Haber / Yorum / Bildiri

Yunanistan’ın Midilli Adası’ndaki göçmenler: Herkes yorgun!

Aylin KARA

Göçmen krizinin dördüncü yılı biterken hâlâ gelmeye devam eden bazı mülteciler oldukça kritik koşullarda yaşamaya çalışıyorlar.

Atina’dan gelen bir uçaktaki mürettebat Midilli adasına gece gökyüzünden bakıldığında görünen manzarayı şöyle tarif ediyor: „Kuzeydeki halka adanın yerleşik sakinlerine tahsis edilmiş bir bölge, ada kıyısı da şişme bir bot ve iyice ışıklandırılmış bir tekne gibi görünüyor“.

Morteza da Ocak ayında göçen 18 yaşında genç bir Afgan. Türkiye’den 7 km uzaklıktaki Midilli’de bir teknede gecelerini geçirmiş. Ocak‘tan beri, Moria’daki kamp Avrupa’nın en büyük mülteci kampı olana dek dokuz Afganistanlı’yla bir çadırı paylaşmış.

Yunan sahil güvenliği tarafından toplanan tüm göçmenler, Midilli’nin yakınında bulunan, eski askeri bir bölge olan bu alana getirildi. Bu yer hem Avrupa Birliği’nin (ünlü “sıcak noktalar”) resmi kayıtlı yeri, hem de sığınma talep edenler için uzun süreli barınaktır.

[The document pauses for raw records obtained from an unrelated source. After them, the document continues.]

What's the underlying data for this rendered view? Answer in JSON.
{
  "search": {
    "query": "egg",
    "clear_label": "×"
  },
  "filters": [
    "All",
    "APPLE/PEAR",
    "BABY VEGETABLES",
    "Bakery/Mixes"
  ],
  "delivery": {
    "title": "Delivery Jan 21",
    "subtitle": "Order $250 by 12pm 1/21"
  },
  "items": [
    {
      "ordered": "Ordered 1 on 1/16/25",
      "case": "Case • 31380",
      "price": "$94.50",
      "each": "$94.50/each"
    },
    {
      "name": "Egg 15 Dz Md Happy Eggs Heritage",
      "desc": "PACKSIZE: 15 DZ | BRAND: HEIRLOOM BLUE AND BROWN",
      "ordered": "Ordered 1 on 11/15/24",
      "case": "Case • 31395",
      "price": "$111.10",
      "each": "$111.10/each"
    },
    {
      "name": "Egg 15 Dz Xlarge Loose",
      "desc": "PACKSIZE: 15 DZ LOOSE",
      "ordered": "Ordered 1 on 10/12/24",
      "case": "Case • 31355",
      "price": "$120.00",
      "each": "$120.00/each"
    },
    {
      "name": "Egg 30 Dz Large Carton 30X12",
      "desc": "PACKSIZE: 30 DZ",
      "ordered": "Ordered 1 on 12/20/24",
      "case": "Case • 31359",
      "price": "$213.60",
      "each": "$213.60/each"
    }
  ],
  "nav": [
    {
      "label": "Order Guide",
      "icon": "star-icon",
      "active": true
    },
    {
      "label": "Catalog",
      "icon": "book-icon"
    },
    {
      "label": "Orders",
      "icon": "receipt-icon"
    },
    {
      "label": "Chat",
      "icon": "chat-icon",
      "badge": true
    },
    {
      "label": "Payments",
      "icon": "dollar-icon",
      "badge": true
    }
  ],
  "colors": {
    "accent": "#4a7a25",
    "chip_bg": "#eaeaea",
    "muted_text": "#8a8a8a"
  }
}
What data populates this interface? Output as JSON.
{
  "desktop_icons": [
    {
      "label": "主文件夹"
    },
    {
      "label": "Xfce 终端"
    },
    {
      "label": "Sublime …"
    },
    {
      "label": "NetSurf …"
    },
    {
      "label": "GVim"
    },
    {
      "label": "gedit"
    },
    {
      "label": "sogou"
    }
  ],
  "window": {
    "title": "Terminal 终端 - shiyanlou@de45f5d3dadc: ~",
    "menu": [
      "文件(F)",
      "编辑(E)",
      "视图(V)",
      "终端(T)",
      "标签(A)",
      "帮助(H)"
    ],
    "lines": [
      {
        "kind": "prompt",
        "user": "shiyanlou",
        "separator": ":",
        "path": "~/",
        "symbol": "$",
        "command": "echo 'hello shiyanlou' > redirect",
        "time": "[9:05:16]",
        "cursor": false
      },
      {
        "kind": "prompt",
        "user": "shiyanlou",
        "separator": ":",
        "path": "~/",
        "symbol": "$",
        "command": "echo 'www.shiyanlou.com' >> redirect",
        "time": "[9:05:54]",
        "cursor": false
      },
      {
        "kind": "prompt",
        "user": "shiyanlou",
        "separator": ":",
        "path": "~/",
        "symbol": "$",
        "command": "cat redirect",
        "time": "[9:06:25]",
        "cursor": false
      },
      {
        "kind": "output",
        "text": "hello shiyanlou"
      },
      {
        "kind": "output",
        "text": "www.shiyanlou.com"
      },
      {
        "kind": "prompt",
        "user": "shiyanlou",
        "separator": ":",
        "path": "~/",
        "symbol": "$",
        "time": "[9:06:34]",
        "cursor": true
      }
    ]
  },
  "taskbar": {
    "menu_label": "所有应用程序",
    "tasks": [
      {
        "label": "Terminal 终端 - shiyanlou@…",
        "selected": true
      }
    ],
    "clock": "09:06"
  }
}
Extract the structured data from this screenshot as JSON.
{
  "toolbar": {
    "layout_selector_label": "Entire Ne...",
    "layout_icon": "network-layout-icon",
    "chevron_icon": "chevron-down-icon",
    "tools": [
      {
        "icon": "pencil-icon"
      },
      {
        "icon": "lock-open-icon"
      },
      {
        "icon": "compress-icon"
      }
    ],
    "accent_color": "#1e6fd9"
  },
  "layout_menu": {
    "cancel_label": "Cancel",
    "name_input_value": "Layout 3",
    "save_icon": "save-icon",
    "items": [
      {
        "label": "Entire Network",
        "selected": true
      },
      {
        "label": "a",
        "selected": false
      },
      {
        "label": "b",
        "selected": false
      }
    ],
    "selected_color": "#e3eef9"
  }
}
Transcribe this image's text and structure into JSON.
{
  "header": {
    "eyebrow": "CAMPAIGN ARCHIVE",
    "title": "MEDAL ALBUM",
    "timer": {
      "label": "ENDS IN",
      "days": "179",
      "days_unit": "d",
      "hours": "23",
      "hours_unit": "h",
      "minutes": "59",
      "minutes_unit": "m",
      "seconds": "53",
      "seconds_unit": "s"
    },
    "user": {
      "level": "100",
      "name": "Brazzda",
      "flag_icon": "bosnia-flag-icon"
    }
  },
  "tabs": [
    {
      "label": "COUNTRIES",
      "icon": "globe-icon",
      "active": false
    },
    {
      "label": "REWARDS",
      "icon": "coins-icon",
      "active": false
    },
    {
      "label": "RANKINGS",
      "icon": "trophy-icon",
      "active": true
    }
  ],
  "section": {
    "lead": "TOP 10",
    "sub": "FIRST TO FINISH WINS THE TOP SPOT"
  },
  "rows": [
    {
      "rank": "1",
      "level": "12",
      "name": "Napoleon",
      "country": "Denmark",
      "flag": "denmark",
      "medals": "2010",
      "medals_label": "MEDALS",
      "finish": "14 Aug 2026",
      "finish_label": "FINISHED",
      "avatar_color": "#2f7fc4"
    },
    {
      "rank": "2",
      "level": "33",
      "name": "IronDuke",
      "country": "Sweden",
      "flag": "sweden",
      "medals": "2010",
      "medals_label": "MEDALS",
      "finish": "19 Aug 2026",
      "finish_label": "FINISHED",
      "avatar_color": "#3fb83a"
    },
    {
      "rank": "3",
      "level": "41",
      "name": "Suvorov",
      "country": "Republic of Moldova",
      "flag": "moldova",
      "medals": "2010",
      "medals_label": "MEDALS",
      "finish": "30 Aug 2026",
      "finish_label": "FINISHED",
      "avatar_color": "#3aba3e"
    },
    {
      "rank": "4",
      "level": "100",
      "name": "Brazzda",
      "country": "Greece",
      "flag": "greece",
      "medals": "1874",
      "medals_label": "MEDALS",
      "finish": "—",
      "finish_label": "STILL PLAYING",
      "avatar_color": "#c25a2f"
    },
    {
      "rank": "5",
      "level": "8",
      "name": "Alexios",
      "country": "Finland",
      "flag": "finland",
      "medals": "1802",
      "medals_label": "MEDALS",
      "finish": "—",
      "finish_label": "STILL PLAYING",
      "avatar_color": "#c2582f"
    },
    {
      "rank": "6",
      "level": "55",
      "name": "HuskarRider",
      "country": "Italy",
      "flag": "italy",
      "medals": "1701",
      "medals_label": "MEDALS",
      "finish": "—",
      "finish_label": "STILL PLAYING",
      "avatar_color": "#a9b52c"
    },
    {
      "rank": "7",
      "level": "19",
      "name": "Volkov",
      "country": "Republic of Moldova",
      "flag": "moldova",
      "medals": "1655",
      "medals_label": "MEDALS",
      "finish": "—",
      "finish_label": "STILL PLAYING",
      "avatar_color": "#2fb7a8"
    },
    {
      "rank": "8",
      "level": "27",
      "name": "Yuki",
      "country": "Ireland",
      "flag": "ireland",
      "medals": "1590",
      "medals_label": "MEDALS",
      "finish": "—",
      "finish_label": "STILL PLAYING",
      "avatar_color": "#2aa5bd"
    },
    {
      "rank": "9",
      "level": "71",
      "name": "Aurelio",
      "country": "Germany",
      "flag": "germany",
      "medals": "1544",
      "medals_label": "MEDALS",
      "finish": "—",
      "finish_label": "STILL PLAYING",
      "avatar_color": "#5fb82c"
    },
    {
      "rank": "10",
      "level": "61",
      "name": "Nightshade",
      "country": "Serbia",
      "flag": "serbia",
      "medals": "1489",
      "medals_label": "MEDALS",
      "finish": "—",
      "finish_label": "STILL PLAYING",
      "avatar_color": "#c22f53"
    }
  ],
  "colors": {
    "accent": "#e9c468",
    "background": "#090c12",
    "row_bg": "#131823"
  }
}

Gözlerden uzak yerlere yayılmış ailelerin yığıldığı onlarca konteyner var. Polis tarafından korunan, kendi koruma merkezini bulunduran bu yer, günümüzde kendi kapasitesinin iki katını aşıyor. Son gelenler, zeytinlik olarak ayrılmış bölgenin dışındaki çadırlarda yaşamayı tercih ediyor. 2015’te Suriyeliler çoğunluktayken, bugün %70’ten fazlası Afganistan kökenli.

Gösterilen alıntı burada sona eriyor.